What type of world are engineers thinking of when they build the technological devices of the information society ? What role do they give to people in this world ? An anthropology of aeronautics, with the help of history and semiology, developed by Victor Scardigli of the Institut de recherche interdisciplinaire en socio-économie (Institute of Interdisciplinary Research in Socio-Economics) provides an answer.

With the development of cockpit engineering, one aim has been to replace those involved in flight by machines. Automation is spreading : the highly computerized Airbus 320 has already challenged the pilot's superiority inside in the cockpit. Data-link networks could soon connect a large number of planes and decision centers, bringing about a kind of technological sociability between navigation and surveillance computers that would supplant traditional interaction between humans. However, on several occasions, this trend has been thwarted by pilots and controllers. Does the reluctance of the users reveal an irrational, anti-scientific attitude or self-interest ? Ethnological observations began with the early stages of aircraft designing and continued to flight tests and certification, and then to ordinary use of these tools in the daily work of pilots.

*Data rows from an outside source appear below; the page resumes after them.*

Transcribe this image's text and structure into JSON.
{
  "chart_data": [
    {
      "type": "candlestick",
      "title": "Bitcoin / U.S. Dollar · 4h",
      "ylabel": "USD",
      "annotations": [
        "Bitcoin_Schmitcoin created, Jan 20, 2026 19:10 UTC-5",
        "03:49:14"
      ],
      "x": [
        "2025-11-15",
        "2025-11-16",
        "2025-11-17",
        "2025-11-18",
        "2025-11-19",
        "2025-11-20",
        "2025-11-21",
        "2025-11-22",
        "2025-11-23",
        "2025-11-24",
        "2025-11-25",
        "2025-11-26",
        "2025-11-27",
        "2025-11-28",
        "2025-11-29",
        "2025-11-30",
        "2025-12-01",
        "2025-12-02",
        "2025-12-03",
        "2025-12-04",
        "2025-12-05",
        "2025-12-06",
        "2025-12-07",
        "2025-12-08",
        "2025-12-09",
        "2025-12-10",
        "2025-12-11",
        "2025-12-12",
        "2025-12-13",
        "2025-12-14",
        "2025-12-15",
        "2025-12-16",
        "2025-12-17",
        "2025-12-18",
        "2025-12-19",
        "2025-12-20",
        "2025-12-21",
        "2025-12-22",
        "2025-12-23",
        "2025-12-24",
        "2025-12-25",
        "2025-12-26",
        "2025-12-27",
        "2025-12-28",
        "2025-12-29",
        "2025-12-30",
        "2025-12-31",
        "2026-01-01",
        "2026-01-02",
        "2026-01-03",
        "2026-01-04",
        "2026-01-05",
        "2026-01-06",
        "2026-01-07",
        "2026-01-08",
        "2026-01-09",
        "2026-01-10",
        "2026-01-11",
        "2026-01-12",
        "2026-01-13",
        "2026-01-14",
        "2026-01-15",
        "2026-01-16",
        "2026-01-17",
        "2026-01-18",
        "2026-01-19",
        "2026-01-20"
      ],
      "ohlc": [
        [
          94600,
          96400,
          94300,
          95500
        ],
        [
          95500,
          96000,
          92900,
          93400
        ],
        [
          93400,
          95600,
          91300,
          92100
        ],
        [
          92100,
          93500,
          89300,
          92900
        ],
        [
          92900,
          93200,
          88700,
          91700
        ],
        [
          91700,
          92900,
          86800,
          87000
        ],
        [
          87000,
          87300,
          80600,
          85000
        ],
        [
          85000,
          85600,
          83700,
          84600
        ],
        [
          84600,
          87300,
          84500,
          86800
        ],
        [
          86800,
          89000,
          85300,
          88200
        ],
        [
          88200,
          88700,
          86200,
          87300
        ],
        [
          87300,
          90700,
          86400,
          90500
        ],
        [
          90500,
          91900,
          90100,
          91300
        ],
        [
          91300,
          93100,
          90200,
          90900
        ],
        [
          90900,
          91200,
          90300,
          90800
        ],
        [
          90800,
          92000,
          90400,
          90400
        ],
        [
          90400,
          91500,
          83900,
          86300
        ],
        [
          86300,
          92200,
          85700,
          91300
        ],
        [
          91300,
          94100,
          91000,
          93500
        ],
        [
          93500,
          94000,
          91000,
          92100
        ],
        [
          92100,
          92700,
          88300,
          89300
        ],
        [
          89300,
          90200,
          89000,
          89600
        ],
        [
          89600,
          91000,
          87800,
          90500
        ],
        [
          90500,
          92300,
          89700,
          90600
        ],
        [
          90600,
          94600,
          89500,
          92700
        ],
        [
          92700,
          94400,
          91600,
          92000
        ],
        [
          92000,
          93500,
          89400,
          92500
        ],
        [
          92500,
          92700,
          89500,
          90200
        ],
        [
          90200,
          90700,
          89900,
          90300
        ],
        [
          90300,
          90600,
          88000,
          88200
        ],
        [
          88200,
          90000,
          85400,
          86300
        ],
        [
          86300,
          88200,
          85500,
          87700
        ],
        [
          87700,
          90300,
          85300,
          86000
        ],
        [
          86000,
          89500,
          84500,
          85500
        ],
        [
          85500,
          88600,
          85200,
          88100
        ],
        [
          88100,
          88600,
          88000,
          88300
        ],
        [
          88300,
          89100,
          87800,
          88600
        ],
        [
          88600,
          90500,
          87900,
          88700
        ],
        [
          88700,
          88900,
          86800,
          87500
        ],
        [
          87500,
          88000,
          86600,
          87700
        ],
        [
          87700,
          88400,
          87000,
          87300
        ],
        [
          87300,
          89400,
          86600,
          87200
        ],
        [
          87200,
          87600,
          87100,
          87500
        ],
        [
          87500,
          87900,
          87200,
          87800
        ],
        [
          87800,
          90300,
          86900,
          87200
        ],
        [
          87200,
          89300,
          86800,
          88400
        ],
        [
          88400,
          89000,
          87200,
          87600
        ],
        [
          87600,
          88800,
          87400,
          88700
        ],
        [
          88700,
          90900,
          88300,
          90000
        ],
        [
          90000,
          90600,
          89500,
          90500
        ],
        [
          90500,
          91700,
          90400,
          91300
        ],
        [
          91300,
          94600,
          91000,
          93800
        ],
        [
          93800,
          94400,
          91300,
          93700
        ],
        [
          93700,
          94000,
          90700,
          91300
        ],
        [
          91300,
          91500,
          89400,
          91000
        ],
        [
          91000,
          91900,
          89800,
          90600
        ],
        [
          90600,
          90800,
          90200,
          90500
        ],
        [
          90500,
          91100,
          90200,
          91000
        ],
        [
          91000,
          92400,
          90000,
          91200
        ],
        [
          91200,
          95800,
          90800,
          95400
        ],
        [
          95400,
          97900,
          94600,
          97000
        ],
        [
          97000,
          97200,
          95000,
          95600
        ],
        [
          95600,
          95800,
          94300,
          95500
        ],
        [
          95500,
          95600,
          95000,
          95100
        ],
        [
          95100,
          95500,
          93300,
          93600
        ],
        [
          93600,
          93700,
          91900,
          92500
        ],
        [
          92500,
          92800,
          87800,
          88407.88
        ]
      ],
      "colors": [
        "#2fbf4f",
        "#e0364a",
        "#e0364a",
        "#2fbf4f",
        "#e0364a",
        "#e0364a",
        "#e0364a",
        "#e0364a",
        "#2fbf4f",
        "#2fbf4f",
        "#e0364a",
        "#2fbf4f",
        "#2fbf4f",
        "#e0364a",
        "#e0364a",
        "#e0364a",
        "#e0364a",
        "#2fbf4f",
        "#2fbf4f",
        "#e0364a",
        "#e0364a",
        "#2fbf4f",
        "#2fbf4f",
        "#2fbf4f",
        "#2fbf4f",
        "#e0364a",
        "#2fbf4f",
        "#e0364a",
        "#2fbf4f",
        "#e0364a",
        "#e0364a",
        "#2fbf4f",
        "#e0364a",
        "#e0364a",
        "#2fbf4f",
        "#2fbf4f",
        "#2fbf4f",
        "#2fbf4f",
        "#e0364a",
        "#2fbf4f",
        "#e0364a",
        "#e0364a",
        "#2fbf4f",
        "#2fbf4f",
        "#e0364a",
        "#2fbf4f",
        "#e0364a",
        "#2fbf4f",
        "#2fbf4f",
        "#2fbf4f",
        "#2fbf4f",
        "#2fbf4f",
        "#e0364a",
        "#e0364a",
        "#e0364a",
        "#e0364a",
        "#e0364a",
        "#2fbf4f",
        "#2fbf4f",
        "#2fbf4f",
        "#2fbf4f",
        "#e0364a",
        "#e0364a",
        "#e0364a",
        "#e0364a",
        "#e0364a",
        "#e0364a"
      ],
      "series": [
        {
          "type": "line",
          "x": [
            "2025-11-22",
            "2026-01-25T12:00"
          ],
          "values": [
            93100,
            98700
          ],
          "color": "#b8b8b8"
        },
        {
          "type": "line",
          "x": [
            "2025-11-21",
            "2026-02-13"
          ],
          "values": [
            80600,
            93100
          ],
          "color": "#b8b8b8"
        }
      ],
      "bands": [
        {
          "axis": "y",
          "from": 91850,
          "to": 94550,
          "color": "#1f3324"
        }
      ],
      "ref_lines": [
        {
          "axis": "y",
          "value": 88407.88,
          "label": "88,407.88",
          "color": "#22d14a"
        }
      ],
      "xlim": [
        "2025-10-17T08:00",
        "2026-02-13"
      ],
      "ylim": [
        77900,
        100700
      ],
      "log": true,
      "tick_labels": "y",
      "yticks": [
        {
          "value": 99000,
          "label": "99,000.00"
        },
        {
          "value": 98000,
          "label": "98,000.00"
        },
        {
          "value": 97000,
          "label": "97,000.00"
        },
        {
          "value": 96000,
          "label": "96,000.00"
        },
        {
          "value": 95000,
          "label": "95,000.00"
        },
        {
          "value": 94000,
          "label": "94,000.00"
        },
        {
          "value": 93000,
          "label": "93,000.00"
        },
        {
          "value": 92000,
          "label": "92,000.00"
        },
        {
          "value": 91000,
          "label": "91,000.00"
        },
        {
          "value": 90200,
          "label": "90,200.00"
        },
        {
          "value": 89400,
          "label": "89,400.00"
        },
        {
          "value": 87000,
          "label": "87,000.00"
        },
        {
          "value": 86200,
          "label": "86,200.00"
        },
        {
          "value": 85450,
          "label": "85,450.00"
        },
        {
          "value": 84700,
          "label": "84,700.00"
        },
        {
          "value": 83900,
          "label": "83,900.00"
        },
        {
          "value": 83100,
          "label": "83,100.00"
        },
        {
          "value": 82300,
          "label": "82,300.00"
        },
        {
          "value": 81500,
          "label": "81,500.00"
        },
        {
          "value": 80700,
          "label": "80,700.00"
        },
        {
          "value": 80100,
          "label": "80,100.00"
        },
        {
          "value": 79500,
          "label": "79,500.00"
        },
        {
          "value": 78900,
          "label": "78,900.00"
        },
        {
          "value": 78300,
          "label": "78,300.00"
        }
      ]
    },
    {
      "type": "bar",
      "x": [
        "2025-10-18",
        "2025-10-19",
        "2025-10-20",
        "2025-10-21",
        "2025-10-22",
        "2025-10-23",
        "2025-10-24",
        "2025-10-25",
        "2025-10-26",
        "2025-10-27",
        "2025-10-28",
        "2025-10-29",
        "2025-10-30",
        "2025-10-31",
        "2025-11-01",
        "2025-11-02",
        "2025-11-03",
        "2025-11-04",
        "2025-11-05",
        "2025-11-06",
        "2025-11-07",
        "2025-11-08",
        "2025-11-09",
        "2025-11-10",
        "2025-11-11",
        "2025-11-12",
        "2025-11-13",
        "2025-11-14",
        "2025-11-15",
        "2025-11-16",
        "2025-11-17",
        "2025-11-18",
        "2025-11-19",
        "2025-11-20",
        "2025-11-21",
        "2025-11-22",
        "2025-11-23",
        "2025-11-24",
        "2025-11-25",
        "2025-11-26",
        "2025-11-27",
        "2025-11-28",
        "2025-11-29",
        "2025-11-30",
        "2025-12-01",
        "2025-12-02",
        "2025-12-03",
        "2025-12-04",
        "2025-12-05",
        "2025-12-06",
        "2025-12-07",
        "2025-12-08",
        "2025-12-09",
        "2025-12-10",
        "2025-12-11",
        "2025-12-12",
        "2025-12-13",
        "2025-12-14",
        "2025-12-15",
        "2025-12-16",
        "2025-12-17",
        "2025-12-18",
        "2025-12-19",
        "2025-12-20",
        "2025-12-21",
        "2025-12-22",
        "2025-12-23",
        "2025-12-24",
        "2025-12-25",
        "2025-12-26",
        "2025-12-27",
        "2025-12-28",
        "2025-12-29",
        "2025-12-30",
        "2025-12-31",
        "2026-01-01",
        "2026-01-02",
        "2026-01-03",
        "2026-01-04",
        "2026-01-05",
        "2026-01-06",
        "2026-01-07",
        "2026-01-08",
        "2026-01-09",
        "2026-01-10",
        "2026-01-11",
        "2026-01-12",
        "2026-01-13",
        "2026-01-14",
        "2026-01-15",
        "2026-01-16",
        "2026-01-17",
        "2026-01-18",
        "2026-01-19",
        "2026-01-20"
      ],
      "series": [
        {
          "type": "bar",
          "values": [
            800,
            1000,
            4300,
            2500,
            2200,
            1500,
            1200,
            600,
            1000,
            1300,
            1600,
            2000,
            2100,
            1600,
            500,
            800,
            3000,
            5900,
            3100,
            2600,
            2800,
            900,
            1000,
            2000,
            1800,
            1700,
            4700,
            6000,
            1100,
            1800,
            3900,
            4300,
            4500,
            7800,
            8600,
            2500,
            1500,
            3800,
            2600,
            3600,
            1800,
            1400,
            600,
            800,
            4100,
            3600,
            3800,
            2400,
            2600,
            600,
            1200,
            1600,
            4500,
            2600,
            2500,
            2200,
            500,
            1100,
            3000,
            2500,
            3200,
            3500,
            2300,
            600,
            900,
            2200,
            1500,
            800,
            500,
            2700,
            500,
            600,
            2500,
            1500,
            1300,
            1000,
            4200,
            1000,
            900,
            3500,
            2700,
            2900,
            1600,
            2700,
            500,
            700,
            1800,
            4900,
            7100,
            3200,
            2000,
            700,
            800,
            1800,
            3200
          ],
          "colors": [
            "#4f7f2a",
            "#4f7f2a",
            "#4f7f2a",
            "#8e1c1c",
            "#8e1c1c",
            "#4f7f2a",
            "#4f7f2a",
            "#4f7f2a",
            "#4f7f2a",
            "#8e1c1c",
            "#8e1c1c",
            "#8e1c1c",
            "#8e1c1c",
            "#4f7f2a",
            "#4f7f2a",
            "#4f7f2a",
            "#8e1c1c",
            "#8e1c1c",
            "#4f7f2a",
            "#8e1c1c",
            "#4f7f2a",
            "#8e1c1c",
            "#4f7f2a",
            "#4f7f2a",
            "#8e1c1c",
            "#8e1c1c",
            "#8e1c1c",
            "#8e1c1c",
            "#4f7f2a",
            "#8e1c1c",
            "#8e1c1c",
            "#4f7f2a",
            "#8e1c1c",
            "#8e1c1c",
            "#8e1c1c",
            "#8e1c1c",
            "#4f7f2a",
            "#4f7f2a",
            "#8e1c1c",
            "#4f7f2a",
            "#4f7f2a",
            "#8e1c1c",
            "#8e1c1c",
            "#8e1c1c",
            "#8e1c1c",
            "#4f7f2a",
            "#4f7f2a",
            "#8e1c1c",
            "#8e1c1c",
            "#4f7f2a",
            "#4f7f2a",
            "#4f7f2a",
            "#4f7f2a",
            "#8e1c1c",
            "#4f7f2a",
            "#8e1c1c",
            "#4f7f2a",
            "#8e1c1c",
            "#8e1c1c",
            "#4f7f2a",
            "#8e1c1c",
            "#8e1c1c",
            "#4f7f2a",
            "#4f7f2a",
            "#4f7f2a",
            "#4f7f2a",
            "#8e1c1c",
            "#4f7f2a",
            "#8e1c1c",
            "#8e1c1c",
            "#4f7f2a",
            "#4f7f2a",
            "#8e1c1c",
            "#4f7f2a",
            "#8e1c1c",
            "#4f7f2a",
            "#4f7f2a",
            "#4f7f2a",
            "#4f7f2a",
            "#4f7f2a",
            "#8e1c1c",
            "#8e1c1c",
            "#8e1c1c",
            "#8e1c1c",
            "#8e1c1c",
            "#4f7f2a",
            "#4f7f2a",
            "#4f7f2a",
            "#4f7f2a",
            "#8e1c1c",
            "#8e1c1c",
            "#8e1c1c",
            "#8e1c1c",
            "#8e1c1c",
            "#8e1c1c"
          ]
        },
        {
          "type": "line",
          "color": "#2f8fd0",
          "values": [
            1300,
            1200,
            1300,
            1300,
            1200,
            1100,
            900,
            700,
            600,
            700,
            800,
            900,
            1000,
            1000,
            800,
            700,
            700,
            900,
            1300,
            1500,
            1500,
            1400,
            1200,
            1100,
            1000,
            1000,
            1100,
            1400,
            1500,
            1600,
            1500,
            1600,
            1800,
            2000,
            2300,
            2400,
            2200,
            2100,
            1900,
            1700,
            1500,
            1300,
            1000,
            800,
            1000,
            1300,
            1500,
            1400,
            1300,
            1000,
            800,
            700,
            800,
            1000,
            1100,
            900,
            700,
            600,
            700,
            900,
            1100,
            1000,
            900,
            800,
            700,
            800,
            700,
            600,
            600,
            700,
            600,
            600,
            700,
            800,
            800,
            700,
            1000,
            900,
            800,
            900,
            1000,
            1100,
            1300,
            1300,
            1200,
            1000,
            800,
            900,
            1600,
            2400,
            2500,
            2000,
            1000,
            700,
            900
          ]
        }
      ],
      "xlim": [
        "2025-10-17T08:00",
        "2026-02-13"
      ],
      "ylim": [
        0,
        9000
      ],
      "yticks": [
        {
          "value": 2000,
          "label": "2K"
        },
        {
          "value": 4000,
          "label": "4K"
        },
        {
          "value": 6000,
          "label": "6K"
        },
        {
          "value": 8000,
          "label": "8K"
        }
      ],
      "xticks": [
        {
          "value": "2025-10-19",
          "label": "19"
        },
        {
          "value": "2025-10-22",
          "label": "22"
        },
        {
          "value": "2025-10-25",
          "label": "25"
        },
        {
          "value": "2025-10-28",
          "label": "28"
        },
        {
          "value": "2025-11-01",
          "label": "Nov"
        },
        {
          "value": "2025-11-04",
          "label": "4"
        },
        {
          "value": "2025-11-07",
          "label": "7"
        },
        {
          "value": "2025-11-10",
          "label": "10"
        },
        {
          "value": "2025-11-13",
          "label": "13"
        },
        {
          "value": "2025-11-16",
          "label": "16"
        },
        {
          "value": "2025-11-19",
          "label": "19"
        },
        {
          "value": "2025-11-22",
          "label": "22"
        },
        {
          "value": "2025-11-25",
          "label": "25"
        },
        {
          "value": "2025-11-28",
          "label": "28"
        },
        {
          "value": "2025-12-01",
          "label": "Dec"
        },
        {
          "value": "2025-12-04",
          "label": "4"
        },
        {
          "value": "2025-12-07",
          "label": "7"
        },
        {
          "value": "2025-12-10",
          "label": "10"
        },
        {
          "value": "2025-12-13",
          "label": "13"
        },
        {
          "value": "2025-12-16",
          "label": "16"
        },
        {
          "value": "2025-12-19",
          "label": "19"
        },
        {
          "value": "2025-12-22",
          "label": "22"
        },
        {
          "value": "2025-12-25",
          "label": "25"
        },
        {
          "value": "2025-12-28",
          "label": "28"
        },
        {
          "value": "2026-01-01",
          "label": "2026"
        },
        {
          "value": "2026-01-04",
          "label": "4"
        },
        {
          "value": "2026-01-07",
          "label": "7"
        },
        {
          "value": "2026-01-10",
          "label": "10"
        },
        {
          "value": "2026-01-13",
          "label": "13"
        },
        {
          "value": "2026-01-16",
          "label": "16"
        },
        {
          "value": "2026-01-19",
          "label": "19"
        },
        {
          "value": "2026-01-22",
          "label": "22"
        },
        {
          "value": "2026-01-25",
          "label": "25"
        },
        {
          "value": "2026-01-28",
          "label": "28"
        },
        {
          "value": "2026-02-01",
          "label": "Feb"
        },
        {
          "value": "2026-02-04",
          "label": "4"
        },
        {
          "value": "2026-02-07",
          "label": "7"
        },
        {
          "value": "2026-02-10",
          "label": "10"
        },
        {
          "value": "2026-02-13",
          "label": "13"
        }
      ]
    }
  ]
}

Two human communities with diverging cultures came to light. When engineers build the technological framework for tomorrow's civilization, they implicitly refer to their own vision of the world, based on an abstract understanding of time and space, accidents and human factors. Distrusting the user's human motivations and weaknesses, they deny his/her expertise and autonomy. They have set themselves the mission of improving humans or replacing them with perfect machine copies. They are working towards a scientific and digital utopia. But the users - and the citizens - of this information society will keep to their own, more composite vision of the world: one where science and intuition, empirically-based expertise and tradition are combined. Flight systems follow the designers' Cartesian logic, which is sometimes quite different from pilots' experience. An analysis of several incidents suggests that there is a consequent risk of major disaster.

This anthropology of "digital modernity" reveals not only cultural misunderstanding, but also a threat to affective life, to sociability, indeed, to the very definition of human nature. Our civilization has reached a crucial time as it dedicates its efforts to technological development that is increasingly distant from the expectations of citizens.